Viel Spaß beim Lesen!
Rückblick auf den August dieses Jahres. Die Sonne brennt vom Himmel, es ist heiß. Draußen fragt sich die Welt mal wieder: Ist das schon Klimawandel oder noch Wetter? Zur gleichen Zeit taucht eine ganz andere Causa in meinem Posteingang auf: Absender ist die succeet23. Es geht um die diesjährige Messe in Wiesbaden und ob wir um den erstmals ausgeschriebenen succeet-Award pitchen wollen.
Das Thema des Awards: Die Generation Z und wie die Marktforschungsbranche in Zukunft mit dieser Alterskohorte umgehen sollte. Das Briefing für den Pitch lautet sinngemäß: Ungeduldige, anspruchsvolle junge Menschen bis 27 Jahre sind für Studien schwer erreichbar und als Probanden vergleichsweise unmotiviert und abgelenkt. Wie lassen sich diese beiden Probleme lösen?

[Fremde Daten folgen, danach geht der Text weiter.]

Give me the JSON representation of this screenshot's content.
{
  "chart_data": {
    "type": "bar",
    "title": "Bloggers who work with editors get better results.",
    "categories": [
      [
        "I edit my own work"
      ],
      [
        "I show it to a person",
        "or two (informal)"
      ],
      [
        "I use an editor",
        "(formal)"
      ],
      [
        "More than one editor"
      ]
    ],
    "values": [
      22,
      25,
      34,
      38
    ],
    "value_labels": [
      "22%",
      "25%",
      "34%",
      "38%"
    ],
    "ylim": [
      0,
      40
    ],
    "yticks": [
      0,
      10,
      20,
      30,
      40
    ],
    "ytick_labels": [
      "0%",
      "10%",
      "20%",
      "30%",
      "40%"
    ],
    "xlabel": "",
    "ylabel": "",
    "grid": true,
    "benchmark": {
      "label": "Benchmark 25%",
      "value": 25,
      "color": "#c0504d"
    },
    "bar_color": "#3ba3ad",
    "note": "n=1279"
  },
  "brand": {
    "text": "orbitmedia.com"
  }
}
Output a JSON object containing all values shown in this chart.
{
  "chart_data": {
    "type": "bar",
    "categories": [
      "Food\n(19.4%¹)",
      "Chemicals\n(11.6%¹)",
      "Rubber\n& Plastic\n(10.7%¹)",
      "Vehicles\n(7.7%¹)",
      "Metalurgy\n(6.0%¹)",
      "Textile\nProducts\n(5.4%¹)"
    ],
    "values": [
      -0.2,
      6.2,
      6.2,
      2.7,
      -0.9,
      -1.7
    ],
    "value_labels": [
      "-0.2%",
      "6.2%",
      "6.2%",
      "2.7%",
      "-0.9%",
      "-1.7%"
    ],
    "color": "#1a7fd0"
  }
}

GenZ als persona incognita?
Aha. Endlich wieder GenZ. Gefühlt kein Tag ohne aufgeregte Artikel, kritische Meinungen und natürlich täglich frische Studien zu dieser Gruppe. Hätte ich nicht selbst ein Exemplar der GenZ zu Hause liegen, könnte man meinen, es ginge hier nicht um Jugendliche, sondern um geheimnisumwitterte Außerirdische.
Inzwischen ist die succeet23 Geschichte und wir haben uns tatsächlich um den Award beworben. Unser Konzept schaffte es sogar auf die Shortlist, nur den Kollegen von Statista Q mussten wir am Ende den Vortritt lassen. An dieser Stelle noch einmal: Herzlichen Glückwunsch!
Hier kurz und knapp unser Ansatz für den Pitch: Unser Konzept gliederte sich in fünf Phasen, mit denen wir herausfinden wollten, wie man Menschen zwischen 13 und 27 Jahren nicht nur für Marktforschung begeistern, sondern auch stärker motivieren kann, so dass auch bei einer Befragung dieser Generation verlässliche Ergebnisse herauskommen.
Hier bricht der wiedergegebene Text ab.